Zondag 1 augustus 1993. Rond de klok van 9 uur verzamelen kinderen zich voor het televisietoestel, klaar voor een nieuwe ‘Samson & Gert’. Maar in de plaats van hun favoriete duo verschijnt een boodschap op het scherm: ‘Zijne Majesteit Koning Boudewijn is gisteren overleden’. Er komt een extra journaal aan.

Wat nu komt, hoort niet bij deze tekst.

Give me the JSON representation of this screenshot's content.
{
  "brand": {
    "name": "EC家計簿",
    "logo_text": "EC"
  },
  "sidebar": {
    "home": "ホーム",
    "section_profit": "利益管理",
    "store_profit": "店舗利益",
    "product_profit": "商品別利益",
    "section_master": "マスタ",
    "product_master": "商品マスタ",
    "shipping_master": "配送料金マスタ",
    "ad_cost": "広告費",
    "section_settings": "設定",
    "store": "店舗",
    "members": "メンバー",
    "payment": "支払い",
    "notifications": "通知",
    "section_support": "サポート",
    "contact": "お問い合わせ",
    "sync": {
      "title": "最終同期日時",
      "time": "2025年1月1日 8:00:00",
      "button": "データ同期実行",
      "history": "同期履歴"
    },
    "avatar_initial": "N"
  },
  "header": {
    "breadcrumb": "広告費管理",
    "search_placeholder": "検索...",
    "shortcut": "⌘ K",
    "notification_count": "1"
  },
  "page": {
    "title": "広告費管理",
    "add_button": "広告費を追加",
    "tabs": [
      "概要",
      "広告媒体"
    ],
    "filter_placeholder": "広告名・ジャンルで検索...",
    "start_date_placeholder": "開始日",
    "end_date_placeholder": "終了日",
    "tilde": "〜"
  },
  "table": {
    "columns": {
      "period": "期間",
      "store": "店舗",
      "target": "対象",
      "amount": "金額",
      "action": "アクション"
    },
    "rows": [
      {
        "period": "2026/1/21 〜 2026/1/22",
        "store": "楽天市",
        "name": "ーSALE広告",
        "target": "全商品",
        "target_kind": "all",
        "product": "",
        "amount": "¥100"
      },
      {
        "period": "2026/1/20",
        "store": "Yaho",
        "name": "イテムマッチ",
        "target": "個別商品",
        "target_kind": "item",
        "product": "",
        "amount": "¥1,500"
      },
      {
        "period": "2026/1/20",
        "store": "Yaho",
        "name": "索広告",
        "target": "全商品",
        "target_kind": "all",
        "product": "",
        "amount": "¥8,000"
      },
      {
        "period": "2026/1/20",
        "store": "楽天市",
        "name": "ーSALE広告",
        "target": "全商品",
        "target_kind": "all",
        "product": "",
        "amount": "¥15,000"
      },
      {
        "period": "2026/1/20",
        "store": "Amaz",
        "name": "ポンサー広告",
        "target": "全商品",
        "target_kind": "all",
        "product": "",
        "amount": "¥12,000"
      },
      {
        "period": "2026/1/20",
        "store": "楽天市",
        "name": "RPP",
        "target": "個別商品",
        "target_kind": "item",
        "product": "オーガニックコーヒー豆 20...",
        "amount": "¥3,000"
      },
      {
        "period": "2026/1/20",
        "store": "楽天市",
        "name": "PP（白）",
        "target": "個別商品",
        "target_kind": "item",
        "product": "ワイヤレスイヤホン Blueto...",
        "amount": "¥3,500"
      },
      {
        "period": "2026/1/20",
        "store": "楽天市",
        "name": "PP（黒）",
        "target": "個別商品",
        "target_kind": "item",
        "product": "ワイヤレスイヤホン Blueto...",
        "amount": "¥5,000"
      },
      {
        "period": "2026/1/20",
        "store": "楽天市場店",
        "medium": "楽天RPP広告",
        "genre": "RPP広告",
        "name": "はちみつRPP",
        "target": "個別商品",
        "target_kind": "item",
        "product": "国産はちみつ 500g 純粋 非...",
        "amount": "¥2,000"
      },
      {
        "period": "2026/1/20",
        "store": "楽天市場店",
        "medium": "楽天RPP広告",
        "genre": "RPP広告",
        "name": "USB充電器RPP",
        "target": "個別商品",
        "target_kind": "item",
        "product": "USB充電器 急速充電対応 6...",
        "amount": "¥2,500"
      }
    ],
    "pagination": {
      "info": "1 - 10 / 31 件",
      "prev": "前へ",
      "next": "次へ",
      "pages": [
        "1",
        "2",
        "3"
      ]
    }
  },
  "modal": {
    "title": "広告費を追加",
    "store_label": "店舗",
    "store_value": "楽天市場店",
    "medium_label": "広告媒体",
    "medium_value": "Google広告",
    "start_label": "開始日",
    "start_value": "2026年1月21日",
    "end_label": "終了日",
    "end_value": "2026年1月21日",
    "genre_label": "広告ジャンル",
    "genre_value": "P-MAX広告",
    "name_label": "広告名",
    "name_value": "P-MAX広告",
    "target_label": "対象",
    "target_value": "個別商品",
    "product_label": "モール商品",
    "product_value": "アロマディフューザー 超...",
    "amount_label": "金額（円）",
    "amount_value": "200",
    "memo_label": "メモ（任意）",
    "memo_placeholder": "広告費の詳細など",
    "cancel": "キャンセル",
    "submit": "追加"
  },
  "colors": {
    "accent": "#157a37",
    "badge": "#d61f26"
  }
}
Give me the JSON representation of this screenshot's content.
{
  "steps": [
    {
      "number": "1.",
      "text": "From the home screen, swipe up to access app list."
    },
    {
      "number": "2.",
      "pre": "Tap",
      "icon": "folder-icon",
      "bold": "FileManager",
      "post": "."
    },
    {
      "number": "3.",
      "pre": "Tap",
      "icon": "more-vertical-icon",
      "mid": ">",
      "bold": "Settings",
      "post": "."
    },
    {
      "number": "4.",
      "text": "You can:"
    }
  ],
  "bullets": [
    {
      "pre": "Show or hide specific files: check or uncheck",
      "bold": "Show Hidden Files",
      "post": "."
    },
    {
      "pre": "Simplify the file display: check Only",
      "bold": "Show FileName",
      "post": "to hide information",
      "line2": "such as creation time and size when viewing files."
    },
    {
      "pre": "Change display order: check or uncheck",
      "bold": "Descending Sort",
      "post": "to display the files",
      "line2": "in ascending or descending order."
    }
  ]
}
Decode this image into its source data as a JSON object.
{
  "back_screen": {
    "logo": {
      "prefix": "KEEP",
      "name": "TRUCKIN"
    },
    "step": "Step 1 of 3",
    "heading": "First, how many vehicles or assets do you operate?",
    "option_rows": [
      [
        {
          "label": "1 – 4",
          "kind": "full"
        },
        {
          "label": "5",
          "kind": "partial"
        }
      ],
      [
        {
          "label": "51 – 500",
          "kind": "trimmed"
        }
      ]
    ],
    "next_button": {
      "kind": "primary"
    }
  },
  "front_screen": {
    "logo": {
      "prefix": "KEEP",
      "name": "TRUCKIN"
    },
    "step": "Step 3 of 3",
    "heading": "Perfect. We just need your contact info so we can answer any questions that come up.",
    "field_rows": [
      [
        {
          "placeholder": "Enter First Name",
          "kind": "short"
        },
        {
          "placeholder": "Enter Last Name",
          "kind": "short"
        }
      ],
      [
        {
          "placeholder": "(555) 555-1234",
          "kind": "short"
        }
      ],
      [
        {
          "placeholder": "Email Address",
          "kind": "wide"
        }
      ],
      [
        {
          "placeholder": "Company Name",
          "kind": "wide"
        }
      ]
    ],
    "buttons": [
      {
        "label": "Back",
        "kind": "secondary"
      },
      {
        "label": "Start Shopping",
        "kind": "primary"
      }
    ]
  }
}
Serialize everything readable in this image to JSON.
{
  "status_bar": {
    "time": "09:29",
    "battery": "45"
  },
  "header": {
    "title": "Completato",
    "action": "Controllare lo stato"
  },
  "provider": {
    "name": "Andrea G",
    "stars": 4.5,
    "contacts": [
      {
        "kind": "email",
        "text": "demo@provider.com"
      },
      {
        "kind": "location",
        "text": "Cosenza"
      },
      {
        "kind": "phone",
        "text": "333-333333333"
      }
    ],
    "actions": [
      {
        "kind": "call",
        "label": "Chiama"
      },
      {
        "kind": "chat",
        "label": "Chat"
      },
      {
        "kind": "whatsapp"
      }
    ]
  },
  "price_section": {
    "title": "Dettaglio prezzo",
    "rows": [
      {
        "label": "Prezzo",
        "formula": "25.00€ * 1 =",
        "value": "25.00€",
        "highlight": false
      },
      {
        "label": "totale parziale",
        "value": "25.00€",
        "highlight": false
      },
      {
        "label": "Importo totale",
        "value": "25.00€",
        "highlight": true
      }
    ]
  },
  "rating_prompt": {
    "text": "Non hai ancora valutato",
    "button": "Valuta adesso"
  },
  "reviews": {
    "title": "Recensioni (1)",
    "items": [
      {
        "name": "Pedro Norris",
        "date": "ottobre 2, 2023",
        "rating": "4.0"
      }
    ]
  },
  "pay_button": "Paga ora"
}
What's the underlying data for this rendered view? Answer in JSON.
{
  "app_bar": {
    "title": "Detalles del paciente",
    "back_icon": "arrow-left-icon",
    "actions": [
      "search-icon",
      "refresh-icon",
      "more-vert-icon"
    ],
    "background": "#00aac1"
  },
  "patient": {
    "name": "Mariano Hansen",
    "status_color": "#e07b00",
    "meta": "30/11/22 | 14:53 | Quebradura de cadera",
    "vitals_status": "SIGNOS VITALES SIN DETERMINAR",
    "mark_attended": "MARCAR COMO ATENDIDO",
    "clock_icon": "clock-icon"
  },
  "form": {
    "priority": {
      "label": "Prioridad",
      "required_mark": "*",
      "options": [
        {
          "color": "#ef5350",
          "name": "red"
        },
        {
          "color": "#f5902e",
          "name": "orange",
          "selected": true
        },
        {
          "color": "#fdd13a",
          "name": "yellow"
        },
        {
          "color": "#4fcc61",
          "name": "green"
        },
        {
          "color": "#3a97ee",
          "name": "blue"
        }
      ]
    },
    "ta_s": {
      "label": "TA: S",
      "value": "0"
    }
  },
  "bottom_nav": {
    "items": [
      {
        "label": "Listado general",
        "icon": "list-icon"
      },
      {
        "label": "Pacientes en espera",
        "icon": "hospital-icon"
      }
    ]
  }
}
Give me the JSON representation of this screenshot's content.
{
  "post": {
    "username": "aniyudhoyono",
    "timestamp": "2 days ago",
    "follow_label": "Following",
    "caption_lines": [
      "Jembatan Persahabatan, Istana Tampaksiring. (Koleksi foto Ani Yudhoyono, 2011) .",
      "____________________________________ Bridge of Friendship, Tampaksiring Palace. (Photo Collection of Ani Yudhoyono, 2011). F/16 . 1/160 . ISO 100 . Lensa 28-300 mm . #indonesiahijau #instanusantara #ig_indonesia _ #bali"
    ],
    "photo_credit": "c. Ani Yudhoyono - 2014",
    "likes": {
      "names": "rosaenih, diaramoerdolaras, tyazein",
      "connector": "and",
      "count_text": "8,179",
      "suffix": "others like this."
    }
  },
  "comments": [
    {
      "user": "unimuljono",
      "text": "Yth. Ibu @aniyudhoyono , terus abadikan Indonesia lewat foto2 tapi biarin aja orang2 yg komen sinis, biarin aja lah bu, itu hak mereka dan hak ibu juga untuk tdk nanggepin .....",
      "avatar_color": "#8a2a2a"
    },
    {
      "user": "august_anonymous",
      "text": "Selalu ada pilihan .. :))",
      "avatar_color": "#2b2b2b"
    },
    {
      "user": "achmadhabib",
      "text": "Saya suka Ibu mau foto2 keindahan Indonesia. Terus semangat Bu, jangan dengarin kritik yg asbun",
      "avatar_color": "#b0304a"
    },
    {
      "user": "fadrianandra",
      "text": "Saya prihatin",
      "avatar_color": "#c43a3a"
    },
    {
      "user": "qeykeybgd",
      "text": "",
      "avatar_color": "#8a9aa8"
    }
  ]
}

Een kleine week later, op donderdag 5 augustus, is het land compleet ondergedompeld in rouw. Op het Paleizenplein is het niet gewoon aanschuiven, maar drummen om enigszins overeind te blijven. Iedereen wil de Vorst een laatste groet brengen en daar zal de hitte op die zomerdag niemand van weerhouden. De gevolgen zijn er dan ook naar: meerdere mensen worden onwel en worden naar tenten van het Rode Kruis geleid. Sommigen moeten zelfs afgevoerd worden naar het ziekenhuis. Velen die wel blijven staan, blijken er overigens aan voor de moeite: omstreeks 22 uur gaan de deuren onherroepelijk dicht. “Toen de ordediensten vele honderden mensen aanmaanden om naar huis te gaan, ontstond enige deining”, schrijft Het Laatste Nieuws. Koningin Fabiola moet zelfs even haar opwachting maken op het balkon om de gemoederen te bedaren. Dat lukt ook.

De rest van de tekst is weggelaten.